今日5月11日は、東日本大震災から9年2か月になります。
阪神淡路大震災の心のケアの先駆者で39歳で死去した安克昌精神科医が、被災者が集まる体育館に行き声をかけると「この固い板の上で寝てみろ!」と被災者の叫び。また、ある被災者は「心のケア?。なんだそれ!」。家族を亡くし家をなくし仕事をなくした被災者の素直な声。被災者の「大丈夫です」は、「ギリギリまで頑張っている証拠」と言っていた。また、安克昌医師に相談にきた方の一人は「俺は家が崩壊せずに残った。よかったと思ったが、家や家族をなくした被災者から“なんでお前の家が残るんだ”と嫉妬の嵐に心も身体も病んでいく」と悩みを打ち明けあられた。

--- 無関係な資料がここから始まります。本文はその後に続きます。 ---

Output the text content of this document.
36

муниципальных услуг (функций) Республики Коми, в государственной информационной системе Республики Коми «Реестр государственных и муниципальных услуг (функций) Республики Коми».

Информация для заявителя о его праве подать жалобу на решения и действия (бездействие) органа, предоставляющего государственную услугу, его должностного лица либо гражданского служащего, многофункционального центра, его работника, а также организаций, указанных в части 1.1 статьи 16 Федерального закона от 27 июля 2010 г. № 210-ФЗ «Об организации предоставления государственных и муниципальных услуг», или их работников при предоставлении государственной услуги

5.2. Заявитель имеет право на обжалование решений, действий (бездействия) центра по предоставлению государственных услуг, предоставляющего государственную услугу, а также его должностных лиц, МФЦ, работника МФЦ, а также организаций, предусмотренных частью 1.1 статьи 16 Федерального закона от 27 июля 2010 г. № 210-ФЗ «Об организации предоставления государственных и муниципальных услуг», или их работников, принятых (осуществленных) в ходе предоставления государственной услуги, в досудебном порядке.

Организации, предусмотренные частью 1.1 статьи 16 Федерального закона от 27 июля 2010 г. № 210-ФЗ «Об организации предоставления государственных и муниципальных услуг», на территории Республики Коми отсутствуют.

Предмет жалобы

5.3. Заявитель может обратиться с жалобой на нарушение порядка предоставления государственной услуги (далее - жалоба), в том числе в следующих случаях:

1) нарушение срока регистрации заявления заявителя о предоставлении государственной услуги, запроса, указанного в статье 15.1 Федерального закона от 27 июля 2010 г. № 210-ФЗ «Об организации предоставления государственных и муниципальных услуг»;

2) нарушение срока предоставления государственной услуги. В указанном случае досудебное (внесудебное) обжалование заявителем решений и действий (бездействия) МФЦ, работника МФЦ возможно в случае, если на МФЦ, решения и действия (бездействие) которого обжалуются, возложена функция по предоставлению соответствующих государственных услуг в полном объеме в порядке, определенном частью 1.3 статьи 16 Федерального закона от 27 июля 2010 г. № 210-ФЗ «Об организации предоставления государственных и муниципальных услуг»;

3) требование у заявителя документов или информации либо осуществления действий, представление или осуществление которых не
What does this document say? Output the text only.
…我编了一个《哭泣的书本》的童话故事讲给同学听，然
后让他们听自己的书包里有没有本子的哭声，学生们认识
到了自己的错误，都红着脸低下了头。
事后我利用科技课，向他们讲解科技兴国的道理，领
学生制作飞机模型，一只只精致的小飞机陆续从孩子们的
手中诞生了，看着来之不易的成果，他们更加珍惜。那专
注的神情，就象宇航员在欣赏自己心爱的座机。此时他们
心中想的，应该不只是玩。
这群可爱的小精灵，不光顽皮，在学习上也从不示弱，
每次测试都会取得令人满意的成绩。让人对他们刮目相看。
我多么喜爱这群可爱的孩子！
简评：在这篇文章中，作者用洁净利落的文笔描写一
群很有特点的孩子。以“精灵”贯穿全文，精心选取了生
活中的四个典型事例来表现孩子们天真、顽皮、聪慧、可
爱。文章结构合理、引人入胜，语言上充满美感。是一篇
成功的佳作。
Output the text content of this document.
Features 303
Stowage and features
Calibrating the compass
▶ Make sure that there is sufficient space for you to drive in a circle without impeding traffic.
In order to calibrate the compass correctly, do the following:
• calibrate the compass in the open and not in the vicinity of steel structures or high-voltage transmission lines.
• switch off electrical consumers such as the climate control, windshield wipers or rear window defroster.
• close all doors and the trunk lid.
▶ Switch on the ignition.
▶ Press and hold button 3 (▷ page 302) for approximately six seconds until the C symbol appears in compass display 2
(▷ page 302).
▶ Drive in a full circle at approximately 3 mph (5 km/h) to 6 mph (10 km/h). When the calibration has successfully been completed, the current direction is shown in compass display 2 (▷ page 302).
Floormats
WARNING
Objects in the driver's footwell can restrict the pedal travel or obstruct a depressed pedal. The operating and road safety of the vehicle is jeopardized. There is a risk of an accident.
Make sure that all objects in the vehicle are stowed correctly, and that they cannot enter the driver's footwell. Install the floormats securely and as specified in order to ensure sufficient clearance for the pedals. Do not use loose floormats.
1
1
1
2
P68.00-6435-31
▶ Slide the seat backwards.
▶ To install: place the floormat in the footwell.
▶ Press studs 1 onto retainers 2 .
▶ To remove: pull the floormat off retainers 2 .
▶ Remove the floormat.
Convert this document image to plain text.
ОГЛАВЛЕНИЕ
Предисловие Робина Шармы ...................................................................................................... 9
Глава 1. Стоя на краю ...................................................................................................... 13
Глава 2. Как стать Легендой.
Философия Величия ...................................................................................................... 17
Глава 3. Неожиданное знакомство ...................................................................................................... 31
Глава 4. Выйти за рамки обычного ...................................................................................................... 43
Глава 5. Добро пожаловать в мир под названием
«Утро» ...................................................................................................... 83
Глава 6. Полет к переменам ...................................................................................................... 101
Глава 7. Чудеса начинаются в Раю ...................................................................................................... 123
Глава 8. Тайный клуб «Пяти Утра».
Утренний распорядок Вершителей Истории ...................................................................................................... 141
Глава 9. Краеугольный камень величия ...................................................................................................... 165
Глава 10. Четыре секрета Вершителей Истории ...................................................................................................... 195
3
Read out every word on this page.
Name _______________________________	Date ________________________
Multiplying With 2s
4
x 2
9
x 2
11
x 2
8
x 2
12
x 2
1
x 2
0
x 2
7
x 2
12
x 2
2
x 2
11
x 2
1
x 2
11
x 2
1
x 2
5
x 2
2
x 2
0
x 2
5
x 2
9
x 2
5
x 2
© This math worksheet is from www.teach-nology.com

私自身も、微力ながら東日本大震災の2か月後被災者のカウンセリングをさせて頂いた時、「カウンセリング!?なんだそれ!それで何か変わるのか!」と叫ぶように言われた。そこで初めて震災の「心の傷」の深さの一片を知った。私は恥ずかしながら「もう逃げて帰りたい」と思った。しかし、次から次へと被災者はやってくる。今思えば支援の本質を学ばさせて頂くきっかけになった。
今日の岩手日報には「大切な人と、今日、話そう」(震災で亡くなられた方の、最後の言葉)。ラジオしか聞こえない時、IBC岩手放送の風見好栄アナの「私たちは微力ではあるが無力ではない!」と静かに しかし力強い言葉にこそ、支援の原点があります。